Choosing the rank r and the number of basis functions M is critical. Traditional leave‑one‑curve‑out cross‑validation (LOCO‑CV) is computationally prohibitive because it requires refitting the model n times. The authors propose a second‑order Taylor approximation of the LOCO‑CV score, exploiting the fact that the gradient of the log‑likelihood vanishes at the optimum. The resulting approximate CV criterion can be evaluated in O(n r²) time, making model selection feasible even for moderately large data sets.
Simulation studies cover a range of sparsity levels (2–5 observations per curve) and signal‑to‑noise ratios. The proposed geometric maximum‑likelihood estimator (MLE) consistently outperforms two benchmark methods: (1) an EM algorithm for FPCA (James, Hastie, and Sugar, 2000) and (2) a local polynomial smoothing of empirical covariances (Yao, Müller, and Wang, 2005). The EM method does not enforce orthonormality during iteration, requiring a post‑hoc eigen‑decomposition and often converging slowly; it also fails to satisfy the zero‑gradient condition needed for the CV approximation. The local polynomial approach can produce non‑positive‑definite covariance estimates and even negative error‑variance estimates. In contrast, the geometric MLE yields positive‑definite covariance operators, strictly positive σ², and more accurate eigenvalue/eigenfunction estimates, as measured by mean‑squared error and L² distances.
The methodology is applied to a real HIV data set consisting of CD4+ T‑cell counts measured irregularly over time for 200 patients, with an average of 4.3 measurements per patient.
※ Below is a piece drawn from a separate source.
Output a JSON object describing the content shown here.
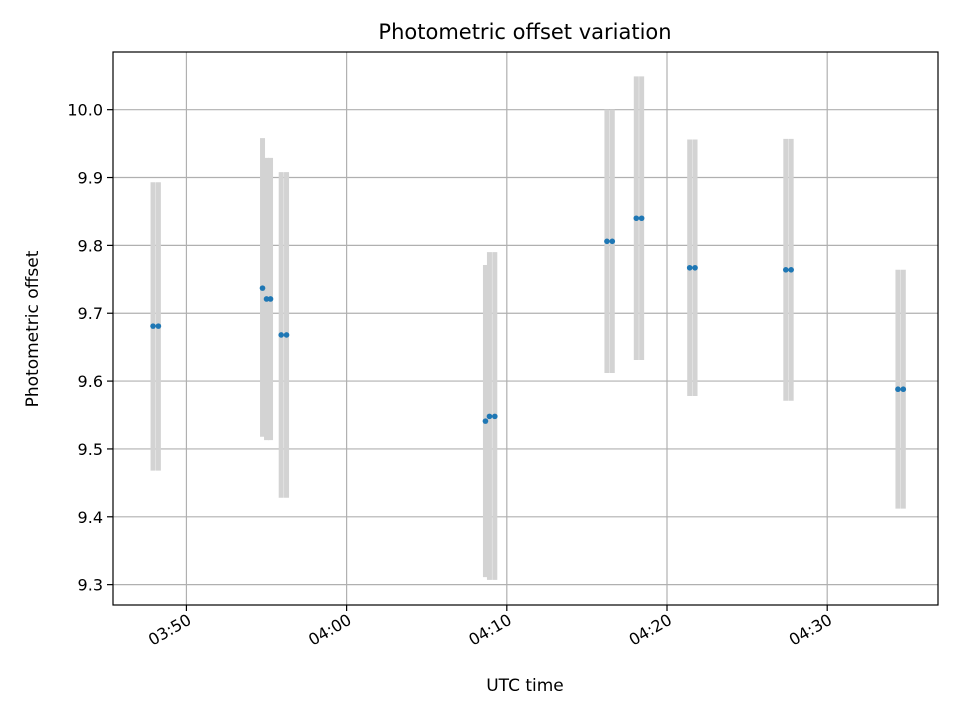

The approximate CV selects r = 2 and M = 7. The first two estimated eigenfunctions capture a clear upward trend and a later decline, respectively, providing clinically interpretable patterns of immune recovery and deterioration. The estimated covariance surface is smooth and respects the required positive semi‑definiteness, unlike the competing methods that either oversmooth or produce artifacts.
Beyond FPCA, the authors discuss how the same geometric framework can be extended to other matrix‑valued parameters subject to orthonormality constraints, such as factor loadings in multivariate mixed‑effects models or rotation matrices in shape analysis. They argue that exploiting the intrinsic Riemannian geometry of the parameter space yields estimators with better statistical efficiency and computational stability.
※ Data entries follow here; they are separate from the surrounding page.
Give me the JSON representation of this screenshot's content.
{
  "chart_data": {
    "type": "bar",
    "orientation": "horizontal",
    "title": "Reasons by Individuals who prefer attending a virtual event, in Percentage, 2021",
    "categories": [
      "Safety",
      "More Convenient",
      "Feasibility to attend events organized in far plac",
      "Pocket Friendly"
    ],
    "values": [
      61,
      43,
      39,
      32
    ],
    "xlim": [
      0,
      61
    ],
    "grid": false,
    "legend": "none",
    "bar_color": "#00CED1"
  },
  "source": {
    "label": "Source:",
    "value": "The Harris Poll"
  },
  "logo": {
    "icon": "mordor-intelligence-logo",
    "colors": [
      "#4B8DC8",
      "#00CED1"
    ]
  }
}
In summary, the paper makes three major contributions: (1) a reduced‑rank representation of the covariance kernel that leverages smoothness of eigenfunctions; (2) a Newton‑Raphson algorithm on the Stiefel manifold that enforces orthonormality and positive‑definiteness throughout estimation; and (3) a fast, second‑order approximation to LOCO‑CV for simultaneous selection of the number of eigenfunctions and basis dimension. The combination of these ideas provides a powerful, theoretically grounded, and practically efficient solution for functional principal component analysis in the sparsely observed longitudinal data regime.